While the broader markets are trading near all-time highs, several Canadian stocks have underperformed over the last 12 months due to sluggish consumer spending, elevated interest rates, geopolitical tensions, and more.
Here are two such TSX stocks that have disappointed investors in 2024.
Toronto-Dominion Bank stock
The first TSX stock on my list is financial services giant Toronto-Dominion Bank (TSX:TD). Shares of TD Bank are down 30% from all-time highs due to a combination of weak results, regulatory issues, and suspension of growth targets.
In the fiscal fourth quarter (Q4) of 2024 (ended in October), TD Bank reported earnings per share of $1.97, down 15% from the year-ago period. Its net income totalled $3.64 billion in Q4, lower than consensus estimates of $4 billion.
Recently, TD Bank was slapped with a $3 billion fine as it violated anti-money laundering (AML) laws south of the border. Moreover, U.S. regulators imposed an asset cap on TD, forcing the bank to reduce its assets by 10% in the region.
These unexpected growth restrictions are likely to impact future earnings significantly, which means that TD suspended its medium-term financial targets, where it previously projected earnings per share (EPS) growth to be between 7% and 10% and a return on equity of over 16%.
Bay Street expects TD Bank to expand adjusted earnings from $7.81 per share in fiscal 2024 to $8.41 per share in 2026. So, priced at nine times forward earnings, TD Bank stock looks attractive, given it also pays shareholders a forward dividend yield of 5.4%.
TD Bank is among the largest companies in Canada and is too big to fail, which means the pullback allows you the opportunity to buy a quality stock at a lower multiple.

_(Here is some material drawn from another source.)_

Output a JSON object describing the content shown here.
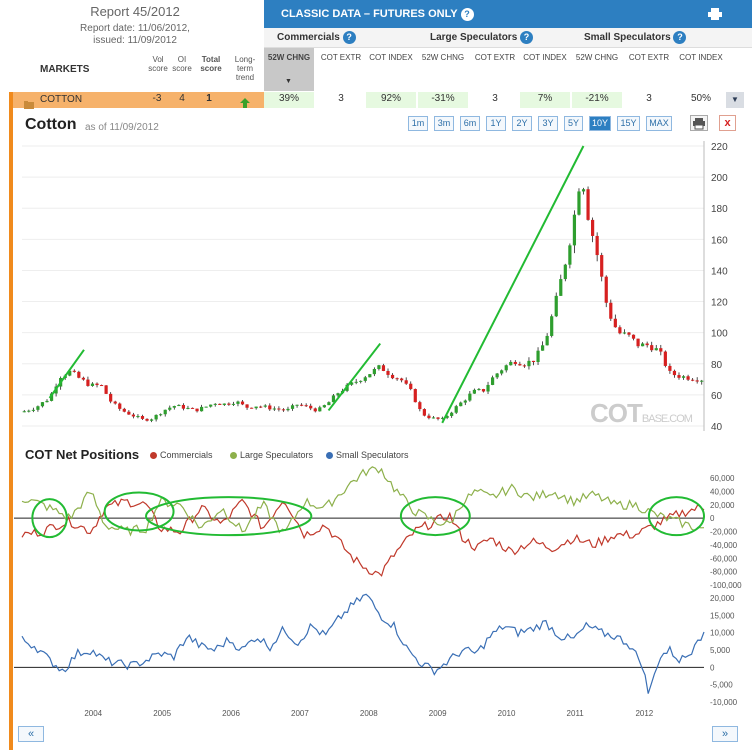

Analysts remain bullish and expect TD stock to gain over 10% over the next 12 months. If we adjust for dividend payouts, cumulative returns would be closer to 16%.
Telus Digital stock
Down 88% from all-time highs, Telus Digital (TSX:TIXT), formerly Telus International, provides customer experience and digital business services that include mobility solutions, cloud contact centres, big data, platform transformation, and more.
Valued at a market cap of $1.1 billion, Telus Digital reported revenue of $658 million, down 0.8% year over year. The company has now reported a revenue decline for three consecutive quarters, raising concerns about its growth trajectory.
Earlier this year, Telus Digital attributed the slowdown in sales to reduced income from a leading social media company and reported an operating income of just $14 million in Q3, down from $59 million in the year-ago period. Additionally, its gross margins have narrowed from 17.7% to 14.4% over the last 12 months.
Telus is wrestling with competition and pricing pressures within the digital services segment, impacting its revenue streams and profitability. Several analysts have reduced earnings estimates for the TSX stock in 2024, leading to a lower multiple.
While the company has managed to offset a portion of this decline from growth in products powered by artificial intelligence capabilities, a competitive landscape has made it difficult for Telus Digital to sustain its top-line momentum.
Analysts expect Telus Digital to end 2024 with earnings per share of $0.42, down from $0.91 last year. Given consensus estimates, its earnings might improve to $0.6 per share in 2026.
Priced at 6.6 times forward earnings, Telus stock seems undervalued, but it will have to showcase an ability to return to steady revenue growth by the end of 2025.